Walaupun bagi tiap anggotanya, lembaga Agama formal—Islam, Kristen, dll—adalah sebuah jalan yang diberikan langsung oleh Tuhan melalui Juruselamat-Nya, tetapi bagi cendekiawan sosio-historis, agama formal tetap lebih cenderung dikaji sebagai produk kultural-kontempelatif manusia. Bagi saya hal itu sama sekali tidak masalah. Agama memang tidak terlepas dari dinamika kultural manusia.
Satu perenungan yang patut kita renungkan adalah bahwa, agama-agama di dunia, memiliki kesamaan-kesamaan visioner tentang hidup dan kemuliaan. Kesamaan-kesamaan ini agak susah dipahami jika disebut sebagai kebetulan, karena manusia tersebar dalam ringkup dimensi ruang yang amat luas. Kemungkinan yang paling bisa diterima adalah bahwa, kesamaan-kesamaan visi agama itu adalah wujud dari adanya ‘kecenderungan alamiah’ dari manusia untuk menuju pada spiritualitas, yang kemudian mengerucut menjadi pemelukan suatu agama.

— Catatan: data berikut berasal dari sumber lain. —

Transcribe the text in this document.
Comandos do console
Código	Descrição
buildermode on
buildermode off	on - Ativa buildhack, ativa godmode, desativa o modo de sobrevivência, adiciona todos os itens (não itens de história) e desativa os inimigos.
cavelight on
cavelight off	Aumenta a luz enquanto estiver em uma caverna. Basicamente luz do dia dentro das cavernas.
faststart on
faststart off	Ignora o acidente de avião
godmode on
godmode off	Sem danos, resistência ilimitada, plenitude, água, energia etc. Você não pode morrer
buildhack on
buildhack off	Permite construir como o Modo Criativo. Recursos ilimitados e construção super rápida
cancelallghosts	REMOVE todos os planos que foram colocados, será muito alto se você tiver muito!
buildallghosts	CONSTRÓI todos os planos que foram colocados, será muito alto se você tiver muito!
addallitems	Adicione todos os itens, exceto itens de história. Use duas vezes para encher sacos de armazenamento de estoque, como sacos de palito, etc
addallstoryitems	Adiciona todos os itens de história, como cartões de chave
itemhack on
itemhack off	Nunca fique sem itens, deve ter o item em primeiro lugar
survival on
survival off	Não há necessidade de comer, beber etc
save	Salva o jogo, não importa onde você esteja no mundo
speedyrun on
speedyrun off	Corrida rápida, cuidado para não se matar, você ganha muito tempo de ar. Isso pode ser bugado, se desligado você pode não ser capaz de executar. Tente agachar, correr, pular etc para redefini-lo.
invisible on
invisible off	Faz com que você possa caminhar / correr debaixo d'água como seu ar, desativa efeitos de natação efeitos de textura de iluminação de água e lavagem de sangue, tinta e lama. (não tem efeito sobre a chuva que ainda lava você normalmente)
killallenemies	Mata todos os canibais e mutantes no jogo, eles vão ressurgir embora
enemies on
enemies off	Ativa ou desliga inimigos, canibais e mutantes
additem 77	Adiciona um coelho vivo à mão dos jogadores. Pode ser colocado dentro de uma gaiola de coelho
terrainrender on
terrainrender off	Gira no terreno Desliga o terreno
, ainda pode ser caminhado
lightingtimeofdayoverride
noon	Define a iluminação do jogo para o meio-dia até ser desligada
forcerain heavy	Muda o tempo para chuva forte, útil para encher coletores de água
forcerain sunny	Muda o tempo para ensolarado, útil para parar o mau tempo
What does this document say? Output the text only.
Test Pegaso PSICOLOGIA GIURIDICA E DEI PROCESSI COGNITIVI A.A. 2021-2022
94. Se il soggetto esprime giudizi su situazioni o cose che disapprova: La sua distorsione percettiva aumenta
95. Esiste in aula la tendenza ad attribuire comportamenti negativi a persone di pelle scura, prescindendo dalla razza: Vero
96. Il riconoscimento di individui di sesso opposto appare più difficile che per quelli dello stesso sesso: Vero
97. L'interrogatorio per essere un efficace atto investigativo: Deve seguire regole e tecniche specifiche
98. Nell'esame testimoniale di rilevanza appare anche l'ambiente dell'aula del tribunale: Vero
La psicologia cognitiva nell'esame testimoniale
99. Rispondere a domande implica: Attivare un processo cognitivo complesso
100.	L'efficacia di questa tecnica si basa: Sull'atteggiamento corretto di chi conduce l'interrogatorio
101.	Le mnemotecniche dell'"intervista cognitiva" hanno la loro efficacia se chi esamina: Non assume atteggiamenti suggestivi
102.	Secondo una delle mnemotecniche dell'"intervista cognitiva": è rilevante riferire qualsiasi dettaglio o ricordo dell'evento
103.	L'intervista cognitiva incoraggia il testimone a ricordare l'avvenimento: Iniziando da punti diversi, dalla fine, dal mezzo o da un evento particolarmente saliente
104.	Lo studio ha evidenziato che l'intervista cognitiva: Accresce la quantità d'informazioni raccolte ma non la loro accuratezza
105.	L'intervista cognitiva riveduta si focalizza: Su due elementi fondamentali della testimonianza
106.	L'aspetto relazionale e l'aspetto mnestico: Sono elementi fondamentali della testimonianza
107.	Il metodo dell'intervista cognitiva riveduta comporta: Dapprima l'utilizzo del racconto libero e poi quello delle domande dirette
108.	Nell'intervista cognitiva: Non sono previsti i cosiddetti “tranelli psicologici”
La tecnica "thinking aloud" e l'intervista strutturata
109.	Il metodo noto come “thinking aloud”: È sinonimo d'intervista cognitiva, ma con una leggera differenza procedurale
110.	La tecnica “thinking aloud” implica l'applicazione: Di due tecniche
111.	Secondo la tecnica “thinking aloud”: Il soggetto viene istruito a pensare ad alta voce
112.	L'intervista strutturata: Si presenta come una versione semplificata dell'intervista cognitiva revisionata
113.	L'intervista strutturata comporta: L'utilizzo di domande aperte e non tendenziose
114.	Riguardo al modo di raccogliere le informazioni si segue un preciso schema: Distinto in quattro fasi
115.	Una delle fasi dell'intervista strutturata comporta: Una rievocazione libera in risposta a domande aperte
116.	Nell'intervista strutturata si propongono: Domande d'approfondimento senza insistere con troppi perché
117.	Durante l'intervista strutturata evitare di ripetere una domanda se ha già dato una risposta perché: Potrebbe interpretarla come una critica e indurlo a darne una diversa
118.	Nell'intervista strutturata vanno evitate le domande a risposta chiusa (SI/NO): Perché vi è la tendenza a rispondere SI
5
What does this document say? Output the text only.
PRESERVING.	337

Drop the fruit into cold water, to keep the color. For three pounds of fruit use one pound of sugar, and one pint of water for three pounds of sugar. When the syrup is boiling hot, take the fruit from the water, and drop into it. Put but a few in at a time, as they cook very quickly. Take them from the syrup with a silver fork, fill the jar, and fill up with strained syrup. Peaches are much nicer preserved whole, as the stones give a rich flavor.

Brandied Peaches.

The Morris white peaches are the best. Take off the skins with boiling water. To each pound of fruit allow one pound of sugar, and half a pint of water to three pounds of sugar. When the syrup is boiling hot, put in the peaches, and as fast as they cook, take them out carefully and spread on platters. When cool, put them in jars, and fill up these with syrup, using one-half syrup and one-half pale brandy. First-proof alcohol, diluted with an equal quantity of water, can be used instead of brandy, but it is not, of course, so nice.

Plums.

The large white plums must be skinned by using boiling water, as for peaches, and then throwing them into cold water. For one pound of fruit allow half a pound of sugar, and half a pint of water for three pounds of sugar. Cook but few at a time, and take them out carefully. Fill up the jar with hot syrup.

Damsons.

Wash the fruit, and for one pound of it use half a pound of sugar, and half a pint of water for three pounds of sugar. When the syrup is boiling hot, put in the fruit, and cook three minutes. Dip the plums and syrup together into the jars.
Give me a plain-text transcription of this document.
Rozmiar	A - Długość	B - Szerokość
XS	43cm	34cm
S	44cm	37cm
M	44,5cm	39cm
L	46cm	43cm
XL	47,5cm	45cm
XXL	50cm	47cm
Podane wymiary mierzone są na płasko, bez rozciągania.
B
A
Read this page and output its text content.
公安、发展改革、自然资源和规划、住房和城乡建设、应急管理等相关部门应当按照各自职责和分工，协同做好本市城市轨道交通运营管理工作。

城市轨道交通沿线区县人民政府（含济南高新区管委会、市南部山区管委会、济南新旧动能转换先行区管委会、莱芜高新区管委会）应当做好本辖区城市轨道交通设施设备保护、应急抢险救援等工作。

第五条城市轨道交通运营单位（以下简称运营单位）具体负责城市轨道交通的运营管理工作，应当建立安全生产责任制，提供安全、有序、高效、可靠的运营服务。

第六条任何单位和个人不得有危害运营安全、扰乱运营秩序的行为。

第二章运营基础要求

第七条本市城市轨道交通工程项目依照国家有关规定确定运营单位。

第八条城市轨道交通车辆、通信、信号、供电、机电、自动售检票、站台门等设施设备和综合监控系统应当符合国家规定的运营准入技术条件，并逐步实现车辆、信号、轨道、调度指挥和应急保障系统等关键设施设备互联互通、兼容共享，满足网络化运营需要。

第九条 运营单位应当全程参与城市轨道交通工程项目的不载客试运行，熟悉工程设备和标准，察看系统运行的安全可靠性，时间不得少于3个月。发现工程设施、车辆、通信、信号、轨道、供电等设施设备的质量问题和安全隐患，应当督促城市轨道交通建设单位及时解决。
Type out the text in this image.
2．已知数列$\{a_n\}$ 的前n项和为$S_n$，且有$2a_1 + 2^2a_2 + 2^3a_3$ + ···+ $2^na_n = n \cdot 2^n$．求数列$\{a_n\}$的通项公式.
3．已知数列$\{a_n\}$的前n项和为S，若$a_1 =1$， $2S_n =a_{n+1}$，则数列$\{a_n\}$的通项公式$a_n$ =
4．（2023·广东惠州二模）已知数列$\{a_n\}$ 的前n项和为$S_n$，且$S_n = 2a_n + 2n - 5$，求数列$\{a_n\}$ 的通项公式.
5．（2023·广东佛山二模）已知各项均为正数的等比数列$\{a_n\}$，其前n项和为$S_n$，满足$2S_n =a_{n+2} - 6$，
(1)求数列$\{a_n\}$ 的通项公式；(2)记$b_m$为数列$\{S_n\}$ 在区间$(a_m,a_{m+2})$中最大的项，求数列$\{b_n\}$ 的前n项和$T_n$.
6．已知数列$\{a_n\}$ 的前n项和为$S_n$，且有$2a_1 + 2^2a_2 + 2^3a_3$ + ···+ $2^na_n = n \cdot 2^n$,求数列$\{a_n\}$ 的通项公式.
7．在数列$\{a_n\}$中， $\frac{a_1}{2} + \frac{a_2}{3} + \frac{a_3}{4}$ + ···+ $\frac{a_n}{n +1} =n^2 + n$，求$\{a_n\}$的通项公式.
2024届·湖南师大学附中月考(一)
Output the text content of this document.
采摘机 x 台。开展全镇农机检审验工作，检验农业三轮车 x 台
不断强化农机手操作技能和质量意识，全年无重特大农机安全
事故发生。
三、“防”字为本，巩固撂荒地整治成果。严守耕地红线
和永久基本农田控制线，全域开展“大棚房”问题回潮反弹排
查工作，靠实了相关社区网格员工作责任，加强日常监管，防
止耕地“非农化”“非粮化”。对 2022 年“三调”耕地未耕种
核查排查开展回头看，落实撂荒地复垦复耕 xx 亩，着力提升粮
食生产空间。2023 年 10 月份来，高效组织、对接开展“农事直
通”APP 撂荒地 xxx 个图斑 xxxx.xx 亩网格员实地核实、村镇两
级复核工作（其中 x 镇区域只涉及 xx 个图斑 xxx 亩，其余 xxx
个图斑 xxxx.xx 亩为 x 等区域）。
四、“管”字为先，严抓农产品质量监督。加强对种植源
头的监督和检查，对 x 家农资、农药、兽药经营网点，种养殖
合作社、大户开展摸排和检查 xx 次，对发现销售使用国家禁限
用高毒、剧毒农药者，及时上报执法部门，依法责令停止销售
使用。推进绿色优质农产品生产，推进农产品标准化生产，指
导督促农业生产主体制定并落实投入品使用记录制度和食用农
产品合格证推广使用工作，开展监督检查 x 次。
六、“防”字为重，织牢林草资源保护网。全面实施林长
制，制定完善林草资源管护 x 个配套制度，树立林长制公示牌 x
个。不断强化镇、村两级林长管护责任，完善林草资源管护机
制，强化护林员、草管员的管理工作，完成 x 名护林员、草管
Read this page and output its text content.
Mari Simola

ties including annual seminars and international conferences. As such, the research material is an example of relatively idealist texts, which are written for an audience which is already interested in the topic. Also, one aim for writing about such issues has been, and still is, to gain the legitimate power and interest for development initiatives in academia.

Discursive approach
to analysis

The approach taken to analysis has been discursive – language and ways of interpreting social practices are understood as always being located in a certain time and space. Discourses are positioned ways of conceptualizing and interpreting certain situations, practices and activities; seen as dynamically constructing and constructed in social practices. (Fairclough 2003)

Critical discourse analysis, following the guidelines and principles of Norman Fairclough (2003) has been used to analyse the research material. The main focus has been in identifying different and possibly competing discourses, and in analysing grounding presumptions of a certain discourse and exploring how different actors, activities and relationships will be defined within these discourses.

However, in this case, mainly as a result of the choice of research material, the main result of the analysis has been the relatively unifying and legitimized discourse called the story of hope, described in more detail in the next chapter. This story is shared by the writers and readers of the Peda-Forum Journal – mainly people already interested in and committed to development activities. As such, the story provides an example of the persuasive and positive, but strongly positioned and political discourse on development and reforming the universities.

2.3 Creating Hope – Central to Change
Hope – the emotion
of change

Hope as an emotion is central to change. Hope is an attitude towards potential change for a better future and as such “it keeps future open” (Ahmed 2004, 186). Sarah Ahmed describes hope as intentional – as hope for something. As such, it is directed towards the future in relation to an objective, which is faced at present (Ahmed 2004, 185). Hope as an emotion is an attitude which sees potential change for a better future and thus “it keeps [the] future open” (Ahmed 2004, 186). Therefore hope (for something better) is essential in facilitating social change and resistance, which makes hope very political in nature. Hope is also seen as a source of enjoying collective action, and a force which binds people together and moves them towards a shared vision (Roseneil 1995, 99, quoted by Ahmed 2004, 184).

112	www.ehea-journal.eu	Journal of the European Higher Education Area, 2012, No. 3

Dari pendekatan inilah—bahwa kesamaan visi agama adalah wujud dari kecenderungan alami—dapat kiranya kita pahami, dengan cara inilah Tuhan mewahyukan Firman-Firman-Nya. Kemudian, karena komunitas manusia terus berkembang, maka lembaga agama ini mengalami dinamika sosial yang sangat kompleks, yang mengakibatkan terjadinya akulturasi bentuk antara doktrin agama dengan dinamika kreatif kultural manusia. Dinamika yang berlangsung selama ratusan dekade itulah, akhirnya melahirkan agama-agama yang masih tersisa hingga saat ini.
KRISTEN: PROBLEM TEOLOGIS DAN EKSTRIMISME
Doktrin utama agama Kristen mayoritas modern saat ini adalah Tritunggal, atau Trinitas. Walau merupakan doktrin resmi, selama berabad-abad, doktrin ini masih berada dalam altar problematik dalam teologi Kristen. Sarjana dan Cendekia Kristen ortodoks mencoba mencari jalan paling moderat dari problem ini dengan menafsirkannya sebagai misteri filosofis dari ke-Esa-an Tuhan, dan yang lain mencoba melakukan representasi-representasi ulang kepada ayat-ayat Alkitab. Tapi pada kenyataannya, doktrin Trinitas tetap berada pada titik kondisi dimana ‘tak ada sarjana Kristen yang tak kebingungan saat ditanya tentang doktrin ini’. Bagi umat di luar Kristen, atau bagi kalangan skeptis, beredar isu bahwa doktrin ini hanyalah wujud sinkretisme dari doktrin-doktrin agama pagan masa lalu, yang banyak menganut politeisme Tiga Wujud. Isu ini dihubungkan dengan Konsili Nicea pada tahun 325 yang mana dipimpin oleh Kaisar Konstantin Agung yang dalam sejarahnya, adalah seorang penganut Romawi pagan dengan tiga Dewa tertingginya. Karena demi memudahkan penerimaan Kristen bagi penganut pagan, maka Kaisar Konstantin membuat konsep Tiga ‘Tuhan’ dalam Kristen, yang dipaksakan untuk disepakati oleh uskup-uskup Kristen yang hadir dalam konsili waktu itu.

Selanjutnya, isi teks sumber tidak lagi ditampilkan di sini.